Осторожно, чтобы не разбудить Юлию Егоровну, Василий Степанович встал, набросил халат и проковылял на кухню — кваску испить. В небольшом губернаторском доме все еще спали: пятеро мальчиков в большой комнате, три девочки в комнатке поменьше, самая маленькая, четырехмесячная Юленька, в спальне родителей, в кроватке-качалке. Харитина похрапывала в чуланчике, а вот 65-летний Кирила уже сидел на крыльце, покуривая трубочку.
Василий Степанович выпил квасу на морошке и тоже вышел на высокое крыльцо. Кирила было поднялся, но хозяин усадил его обратно и присел рядом. Сам не курил, но дым хорошего табака нюхал с удовольствием, а у Кирилы табак был хороший, американский.
Дом стоял на спускающемся к портовому ковшу склоне Петровской сопки, поросшей кедровым стлаником, орехами которого любили лакомиться дети, можжевельником и низкорослой березой. Вид с крыльца на портовый ковш, или Малую губу, на зеленые от кустарников и деревьев сопки, а за ними — просторную Большую Авачинскую губу, берега которой терялись в утренней сизо-розовой дымке, был умиротворенно-прекрасен. Особую красоту добавляли вулканы: слева, на том берегу залива, — Вилючинский, справа, почти скрытый углом дома и склоном Петровской сопки, — Корякский. Еще два — Кроноцкий и Ключевский — скрывались за вершиной сопки, но эти три «К» так замечательно смотрелись с моря, что вполне закономерно легли на щит городского герба.
— Усё изделали? — спросил Кирила.
Завойко покачал головой:
— Все никогда не переделаешь, но кое-что успели. Пораньше надо было начинать, да все как-то руки не доходили.
— Дак ить не барничал, небось, двое сапог сносил…

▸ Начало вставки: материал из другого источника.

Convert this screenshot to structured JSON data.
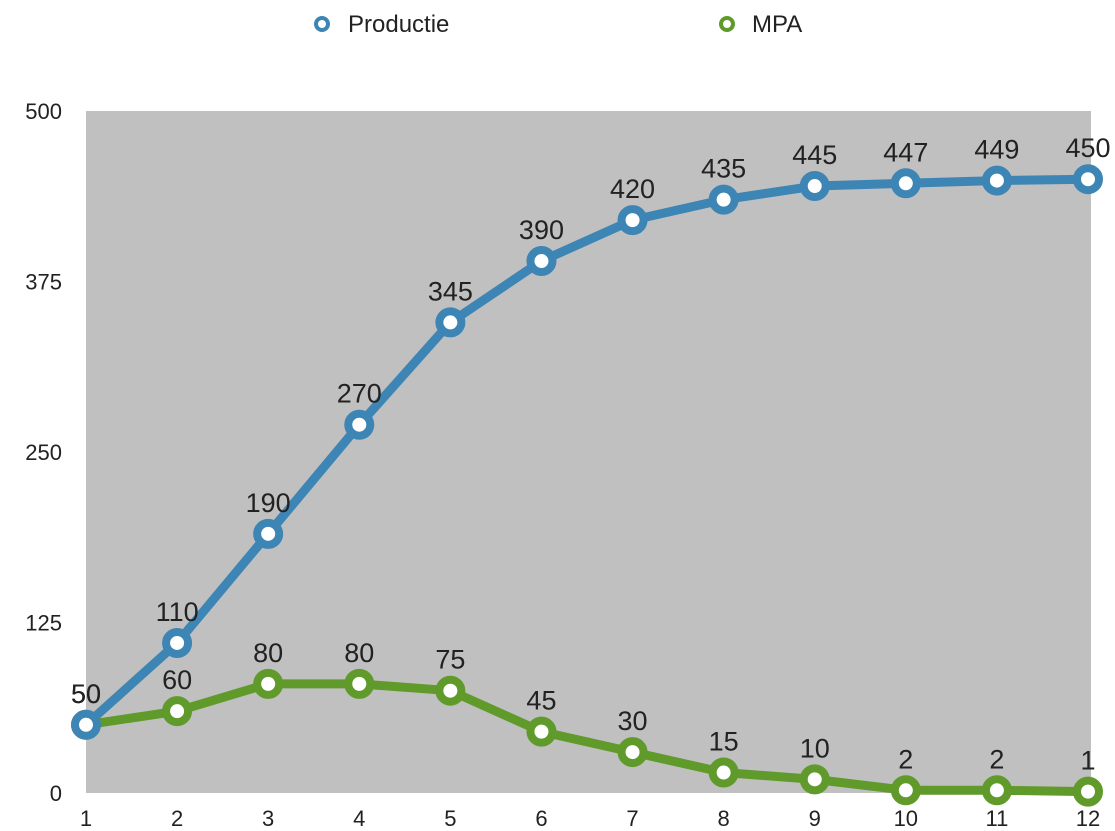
{
  "chart_data": {
    "type": "line",
    "title": "",
    "xlabel": "",
    "ylabel": "",
    "x": [
      "1",
      "2",
      "3",
      "4",
      "5",
      "6",
      "7",
      "8",
      "9",
      "10",
      "11",
      "12"
    ],
    "ylim": [
      0,
      500
    ],
    "yticks": [
      "0",
      "125",
      "250",
      "375",
      "500"
    ],
    "grid": false,
    "legend_position": "top-center",
    "plot_background": "#c0c0c0",
    "series": [
      {
        "name": "Productie",
        "color": "#3d85b4",
        "values": [
          50,
          110,
          190,
          270,
          345,
          390,
          420,
          435,
          445,
          447,
          449,
          450
        ],
        "labels": [
          "50",
          "110",
          "190",
          "270",
          "345",
          "390",
          "420",
          "435",
          "445",
          "447",
          "449",
          "450"
        ]
      },
      {
        "name": "MPA",
        "color": "#5f9a2a",
        "values": [
          50,
          60,
          80,
          80,
          75,
          45,
          30,
          15,
          10,
          2,
          2,
          1
        ],
        "labels": [
          "50",
          "60",
          "80",
          "80",
          "75",
          "45",
          "30",
          "15",
          "10",
          "2",
          "2",
          "1"
        ]
      }
    ]
  }
}
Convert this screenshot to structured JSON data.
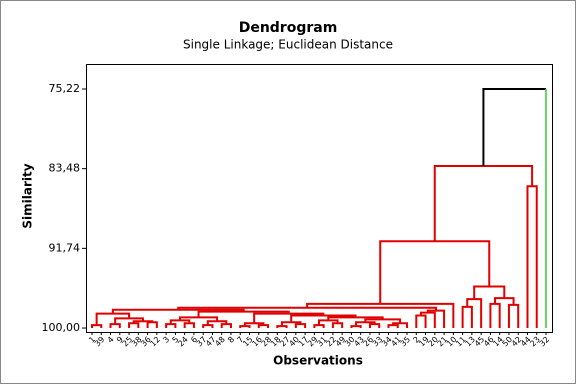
{
  "chart_data": {
    "type": "dendrogram",
    "title": "Dendrogram",
    "subtitle": "Single Linkage; Euclidean Distance",
    "xlabel": "Observations",
    "ylabel": "Similarity",
    "ylim": [
      100.41,
      72.63
    ],
    "yticks": [
      {
        "value": 75.22,
        "label": "75,22"
      },
      {
        "value": 83.48,
        "label": "83,48"
      },
      {
        "value": 91.74,
        "label": "91,74"
      },
      {
        "value": 100,
        "label": "100,00"
      }
    ],
    "leaves": [
      "1",
      "39",
      "4",
      "9",
      "25",
      "38",
      "36",
      "12",
      "3",
      "5",
      "24",
      "6",
      "37",
      "47",
      "48",
      "8",
      "7",
      "15",
      "16",
      "28",
      "18",
      "27",
      "40",
      "17",
      "29",
      "31",
      "22",
      "49",
      "30",
      "43",
      "26",
      "33",
      "34",
      "41",
      "35",
      "2",
      "19",
      "20",
      "21",
      "10",
      "11",
      "13",
      "45",
      "46",
      "14",
      "50",
      "42",
      "44",
      "23",
      "32"
    ],
    "merges": [
      [
        0,
        1,
        99.7
      ],
      [
        2,
        3,
        99.6
      ],
      [
        4,
        5,
        99.5
      ],
      [
        6,
        7,
        99.4
      ],
      [
        52,
        53,
        99.3
      ],
      [
        51,
        54,
        99.0
      ],
      [
        50,
        55,
        98.5
      ],
      [
        8,
        9,
        99.6
      ],
      [
        10,
        11,
        99.5
      ],
      [
        57,
        58,
        99.2
      ],
      [
        12,
        13,
        99.7
      ],
      [
        14,
        15,
        99.6
      ],
      [
        60,
        61,
        99.3
      ],
      [
        59,
        62,
        98.9
      ],
      [
        16,
        17,
        99.8
      ],
      [
        18,
        19,
        99.7
      ],
      [
        64,
        65,
        99.5
      ],
      [
        20,
        21,
        99.8
      ],
      [
        22,
        23,
        99.6
      ],
      [
        67,
        68,
        99.4
      ],
      [
        24,
        25,
        99.7
      ],
      [
        26,
        27,
        99.5
      ],
      [
        70,
        71,
        99.2
      ],
      [
        28,
        29,
        99.8
      ],
      [
        30,
        31,
        99.6
      ],
      [
        73,
        74,
        99.4
      ],
      [
        32,
        33,
        99.7
      ],
      [
        76,
        34,
        99.5
      ],
      [
        75,
        77,
        99.1
      ],
      [
        72,
        78,
        98.9
      ],
      [
        69,
        79,
        98.7
      ],
      [
        66,
        80,
        98.5
      ],
      [
        63,
        81,
        98.3
      ],
      [
        56,
        82,
        98.1
      ],
      [
        35,
        36,
        98.7
      ],
      [
        84,
        37,
        98.4
      ],
      [
        85,
        38,
        98.2
      ],
      [
        83,
        86,
        97.9
      ],
      [
        87,
        39,
        97.5
      ],
      [
        40,
        41,
        97.8
      ],
      [
        89,
        42,
        97.0
      ],
      [
        43,
        44,
        97.5
      ],
      [
        45,
        46,
        97.6
      ],
      [
        91,
        92,
        96.9
      ],
      [
        90,
        93,
        95.7
      ],
      [
        88,
        94,
        91.0
      ],
      [
        47,
        48,
        85.3
      ],
      [
        95,
        96,
        83.2
      ],
      [
        97,
        49,
        75.22
      ]
    ],
    "colors": {
      "cluster": "#e00000",
      "root": "#000000",
      "singleton": "#33cc33"
    }
  }
}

Завойко посмотрел на свои босые ноги — им так приятно было стоять на теплых досках крыльца, — усмехнулся:
— Все-то ты, Кирила, замечаешь.
— А глаза-то на что Богом дадены?
Помолчали. Завойко все любовался утренней картиной порта и гавани и вдруг далеко-далеко, там, где на входе в гавань стоят скалы Три Брата и Бабушкин Камень, пыхнул черный клубочек, потом другой.
Дым!!!
Тревога взметнула генерал-майора на ноги, он вбежал в гостиную залу, где в углу стоял его рабочий стол, схватил с него подзорную трубу и снова выскочил на крыльцо. Повел трубой по горизонту — так и есть: пароход!
А тут и Кирила добавил:
— Глянь, Василь Степаныч, твой ординар поспешает — аж пыхтит.
Напрямую по склону действительно поднимался к дому постоянный ординарец генерал-майора, боцман Шестаков.
— Ваше превосходительство, — еще издали закричал он, — срочное сообщение с маяка Дальнего! — Остальное договаривал, огибая бюст Беринга, стоявший перед домом на невысоком постаменте. — Маячник Яблоков помощника на ялике прислал, тот всю ночь греб, руки в кровь истер.
— Да бог с ними, с руками, — раздраженно прервал Завойко. — Дело говори!
Ординарец все никак не мог отдышаться и потому говорил с остановками:
— Эскадра встала перед входом в гавань… три фрегата, один корвет, один бриг и пароход… Маячный считал пушки… больше двухсот, а флаги на всех разные… не поймешь какие… только на пароходе… американский.
— Пароход уже идет сюда. И флаг мог поднять любой, чтобы ввести нас в заблуждение… Так, Шестаков, передай дежурному по штабу: немедленно оповестить весь город о приближении противника и собрать штаб. Я буду через пятнадцать минут.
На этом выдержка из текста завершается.